Hannon Armstrong Sustainable Infrastructure Capital, Inc., a leading investor in climate solutions, announced, subject to market conditions, a private offering of $200 million in aggregate initial principal amount of 0.00% green exchangeable senior notes due 2025 (the “Notes”) by its indirect subsidiaries, HAT Holdings I LLC (“HAT I”) and HAT Holdings II LLC (“HAT II,” and together with HAT I, the “Issuers”). At issuance, the Notes will be guaranteed by the Company, Hannon Armstrong Sustainable Infrastructure, L.P. and Hannon Armstrong Capital, LLC., and will be exchangeable for the Company’s common stock under certain circumstances.
Upon any exchange of the Notes, holders will receive a number of shares of the Company’s common stock equal to the product of (i) the aggregate initial principal amount of Notes to be exchanged, divided by $1,000 and (ii) the applicable exchange rate, plus cash in lieu of fractional shares. The Notes will not bear regular interest and the principal amount of the Notes will accrete at a rate that provides holders with an aggregate yield to maturity to be determined at pricing. The exchange rate for the Notes will not increase on account of the accretion of the Notes’ principal amount. The shares of the Company’s common stock issuable upon exchange of the Notes will have certain registration rights. The Issuers also expect to grant the initial purchasers of the Notes an option to purchase, during the 13-day period beginning on, and including the first date on which the Notes are issued, up to $30 million additional aggregate initial principal amount of the Notes.
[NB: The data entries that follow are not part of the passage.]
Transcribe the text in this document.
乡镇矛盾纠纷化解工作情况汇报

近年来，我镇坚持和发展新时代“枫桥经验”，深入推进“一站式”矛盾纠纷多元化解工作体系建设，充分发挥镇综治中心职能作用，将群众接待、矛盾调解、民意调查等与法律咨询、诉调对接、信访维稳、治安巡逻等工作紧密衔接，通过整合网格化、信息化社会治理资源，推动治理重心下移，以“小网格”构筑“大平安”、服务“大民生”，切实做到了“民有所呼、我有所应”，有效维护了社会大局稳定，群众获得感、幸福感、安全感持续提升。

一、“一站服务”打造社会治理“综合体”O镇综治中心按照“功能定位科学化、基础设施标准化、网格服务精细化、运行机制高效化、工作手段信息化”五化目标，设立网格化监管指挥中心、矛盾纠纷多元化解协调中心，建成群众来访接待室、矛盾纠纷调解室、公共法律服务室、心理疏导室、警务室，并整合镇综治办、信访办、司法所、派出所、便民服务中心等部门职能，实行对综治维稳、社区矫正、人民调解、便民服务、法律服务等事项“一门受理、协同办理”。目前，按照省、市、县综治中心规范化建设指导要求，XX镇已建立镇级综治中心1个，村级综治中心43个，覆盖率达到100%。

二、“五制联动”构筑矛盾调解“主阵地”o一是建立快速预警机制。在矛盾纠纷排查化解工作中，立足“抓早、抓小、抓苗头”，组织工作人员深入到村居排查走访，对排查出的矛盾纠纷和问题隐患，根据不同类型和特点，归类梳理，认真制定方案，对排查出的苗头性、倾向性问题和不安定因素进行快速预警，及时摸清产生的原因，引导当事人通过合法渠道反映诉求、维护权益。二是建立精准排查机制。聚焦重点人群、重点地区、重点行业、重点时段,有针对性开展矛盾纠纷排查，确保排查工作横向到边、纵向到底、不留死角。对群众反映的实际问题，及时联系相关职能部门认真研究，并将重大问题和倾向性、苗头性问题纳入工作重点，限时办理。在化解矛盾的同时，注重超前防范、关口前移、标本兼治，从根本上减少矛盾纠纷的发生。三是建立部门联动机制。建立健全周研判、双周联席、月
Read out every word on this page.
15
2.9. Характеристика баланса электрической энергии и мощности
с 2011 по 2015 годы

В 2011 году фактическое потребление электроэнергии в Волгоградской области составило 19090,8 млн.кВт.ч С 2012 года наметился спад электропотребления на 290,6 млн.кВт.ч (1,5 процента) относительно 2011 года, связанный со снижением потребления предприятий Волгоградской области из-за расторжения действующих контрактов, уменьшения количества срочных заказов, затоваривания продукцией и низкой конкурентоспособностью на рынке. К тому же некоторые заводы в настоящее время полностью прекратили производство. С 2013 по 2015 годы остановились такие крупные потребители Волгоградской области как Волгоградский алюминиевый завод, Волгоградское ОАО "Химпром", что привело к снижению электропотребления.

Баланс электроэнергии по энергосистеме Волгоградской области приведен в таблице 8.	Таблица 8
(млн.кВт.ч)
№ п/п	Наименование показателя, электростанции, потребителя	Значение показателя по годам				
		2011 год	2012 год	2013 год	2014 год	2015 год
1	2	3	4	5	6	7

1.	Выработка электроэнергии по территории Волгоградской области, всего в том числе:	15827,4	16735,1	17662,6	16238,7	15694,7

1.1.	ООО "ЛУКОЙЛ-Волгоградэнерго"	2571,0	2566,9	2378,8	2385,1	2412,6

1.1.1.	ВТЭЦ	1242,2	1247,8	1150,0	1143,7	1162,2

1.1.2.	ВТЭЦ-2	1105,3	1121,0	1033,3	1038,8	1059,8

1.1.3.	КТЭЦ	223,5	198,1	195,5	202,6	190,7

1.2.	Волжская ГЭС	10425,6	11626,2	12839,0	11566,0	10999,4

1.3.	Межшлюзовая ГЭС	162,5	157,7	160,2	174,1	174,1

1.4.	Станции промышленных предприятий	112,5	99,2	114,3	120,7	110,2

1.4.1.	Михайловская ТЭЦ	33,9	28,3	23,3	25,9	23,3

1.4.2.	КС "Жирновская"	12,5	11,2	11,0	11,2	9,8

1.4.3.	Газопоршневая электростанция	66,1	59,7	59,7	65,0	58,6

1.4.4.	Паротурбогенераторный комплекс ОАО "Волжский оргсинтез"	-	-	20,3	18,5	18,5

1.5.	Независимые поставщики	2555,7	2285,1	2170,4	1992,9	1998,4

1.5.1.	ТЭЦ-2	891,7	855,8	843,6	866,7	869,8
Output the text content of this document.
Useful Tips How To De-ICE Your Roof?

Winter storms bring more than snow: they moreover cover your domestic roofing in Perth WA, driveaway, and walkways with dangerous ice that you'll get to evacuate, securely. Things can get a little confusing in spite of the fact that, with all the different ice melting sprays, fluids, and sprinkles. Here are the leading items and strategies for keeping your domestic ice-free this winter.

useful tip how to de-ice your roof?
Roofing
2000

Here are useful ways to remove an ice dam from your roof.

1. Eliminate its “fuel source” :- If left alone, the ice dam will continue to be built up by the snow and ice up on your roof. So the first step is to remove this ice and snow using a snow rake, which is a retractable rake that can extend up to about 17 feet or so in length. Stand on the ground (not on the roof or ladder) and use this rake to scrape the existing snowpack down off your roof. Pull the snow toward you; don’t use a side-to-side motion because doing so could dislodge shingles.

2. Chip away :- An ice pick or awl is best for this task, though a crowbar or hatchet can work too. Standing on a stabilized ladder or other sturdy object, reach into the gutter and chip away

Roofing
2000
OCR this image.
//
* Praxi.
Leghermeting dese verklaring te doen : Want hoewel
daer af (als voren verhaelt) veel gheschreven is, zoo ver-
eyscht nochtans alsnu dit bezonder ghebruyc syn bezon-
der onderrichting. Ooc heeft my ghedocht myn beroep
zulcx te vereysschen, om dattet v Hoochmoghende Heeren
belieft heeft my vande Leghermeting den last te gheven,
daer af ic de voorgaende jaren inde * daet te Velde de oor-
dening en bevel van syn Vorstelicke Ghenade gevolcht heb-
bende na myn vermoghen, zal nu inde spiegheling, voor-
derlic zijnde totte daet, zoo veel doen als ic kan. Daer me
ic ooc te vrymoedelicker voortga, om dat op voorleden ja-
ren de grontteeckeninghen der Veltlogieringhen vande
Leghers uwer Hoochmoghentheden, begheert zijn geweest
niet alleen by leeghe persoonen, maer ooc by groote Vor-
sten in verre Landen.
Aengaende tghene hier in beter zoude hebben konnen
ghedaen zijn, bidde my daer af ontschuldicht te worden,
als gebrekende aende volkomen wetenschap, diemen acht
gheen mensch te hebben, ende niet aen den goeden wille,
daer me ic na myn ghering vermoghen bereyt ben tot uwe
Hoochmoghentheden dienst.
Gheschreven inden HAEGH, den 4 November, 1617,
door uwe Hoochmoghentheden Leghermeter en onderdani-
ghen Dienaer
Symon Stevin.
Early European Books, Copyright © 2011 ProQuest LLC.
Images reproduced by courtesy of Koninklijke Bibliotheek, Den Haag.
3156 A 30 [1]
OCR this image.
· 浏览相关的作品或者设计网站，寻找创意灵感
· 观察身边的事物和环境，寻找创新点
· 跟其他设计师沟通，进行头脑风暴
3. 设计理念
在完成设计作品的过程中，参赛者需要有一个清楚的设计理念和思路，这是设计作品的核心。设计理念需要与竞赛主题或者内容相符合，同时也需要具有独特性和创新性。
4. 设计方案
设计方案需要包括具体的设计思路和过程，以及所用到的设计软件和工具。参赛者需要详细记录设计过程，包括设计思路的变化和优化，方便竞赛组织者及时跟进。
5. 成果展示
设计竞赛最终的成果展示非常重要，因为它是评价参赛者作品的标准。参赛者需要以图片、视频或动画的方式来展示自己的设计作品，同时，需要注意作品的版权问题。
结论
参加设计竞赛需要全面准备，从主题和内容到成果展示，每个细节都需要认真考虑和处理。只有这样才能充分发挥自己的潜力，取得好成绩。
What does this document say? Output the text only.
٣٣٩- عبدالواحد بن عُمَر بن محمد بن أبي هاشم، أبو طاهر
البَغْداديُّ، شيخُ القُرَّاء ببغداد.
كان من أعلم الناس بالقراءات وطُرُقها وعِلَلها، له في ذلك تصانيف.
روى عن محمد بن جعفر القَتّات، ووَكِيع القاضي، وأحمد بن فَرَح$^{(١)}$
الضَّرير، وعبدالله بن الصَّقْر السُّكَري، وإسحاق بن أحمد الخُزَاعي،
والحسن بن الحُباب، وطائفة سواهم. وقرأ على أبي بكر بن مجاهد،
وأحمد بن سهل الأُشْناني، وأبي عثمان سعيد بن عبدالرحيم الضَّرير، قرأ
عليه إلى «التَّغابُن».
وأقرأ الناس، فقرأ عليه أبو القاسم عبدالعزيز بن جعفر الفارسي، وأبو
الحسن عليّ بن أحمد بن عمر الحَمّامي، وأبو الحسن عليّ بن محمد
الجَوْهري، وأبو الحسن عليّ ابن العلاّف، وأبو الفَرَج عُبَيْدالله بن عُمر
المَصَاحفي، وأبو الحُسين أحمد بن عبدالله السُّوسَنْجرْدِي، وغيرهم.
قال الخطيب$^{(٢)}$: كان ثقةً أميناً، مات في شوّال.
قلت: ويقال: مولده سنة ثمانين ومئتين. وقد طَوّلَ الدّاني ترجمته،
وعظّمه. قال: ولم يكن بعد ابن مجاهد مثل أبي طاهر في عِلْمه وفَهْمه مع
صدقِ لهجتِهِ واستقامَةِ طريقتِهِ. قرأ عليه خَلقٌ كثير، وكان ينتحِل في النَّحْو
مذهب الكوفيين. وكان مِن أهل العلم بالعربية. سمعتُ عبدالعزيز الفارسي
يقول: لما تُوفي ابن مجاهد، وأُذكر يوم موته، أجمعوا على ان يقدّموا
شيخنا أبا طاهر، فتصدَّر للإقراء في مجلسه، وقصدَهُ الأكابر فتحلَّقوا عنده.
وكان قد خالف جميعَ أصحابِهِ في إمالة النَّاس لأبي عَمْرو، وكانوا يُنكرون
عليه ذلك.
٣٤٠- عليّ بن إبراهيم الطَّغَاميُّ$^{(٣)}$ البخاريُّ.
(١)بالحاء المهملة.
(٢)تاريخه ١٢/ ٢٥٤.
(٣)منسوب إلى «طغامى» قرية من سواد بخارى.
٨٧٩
The Company intends to utilize the net proceeds of this offering to acquire or refinance, in whole or in part, new and/or existing eligible green projects, which include assets that are neutral to negative on incremental carbon emissions. In addition, these eligible green projects may include projects with disbursements made during the twelve months preceding the issue date of the Notes and those with disbursements to be made following the issue date. Prior to the full investment of such net proceeds, the Company intends to invest such net proceeds in interest-bearing accounts and short-term, interest-bearing securities which are consistent with the Company’s intention to continue to qualify for taxation as a REIT.
The Notes and the related guarantees will be offered only to persons reasonably believed to be qualified institutional buyers in reliance on Rule 144A under the Securities Act of 1933, as amended (the “Securities Act”). The Notes and the related guarantees will not be registered under the Securities Act or any state securities laws and may not be offered or sold in the United States absent an effective registration statement or an applicable exemption from the registration requirements of the Securities Act or any state securities laws.
This press release shall not constitute an offer to sell, or the solicitation of an offer to buy, these securities, nor shall there be any sale of these securities in any state or jurisdiction in which such offer, solicitation or sale would be unlawful prior to registration or qualification under the securities laws of any such state or jurisdiction.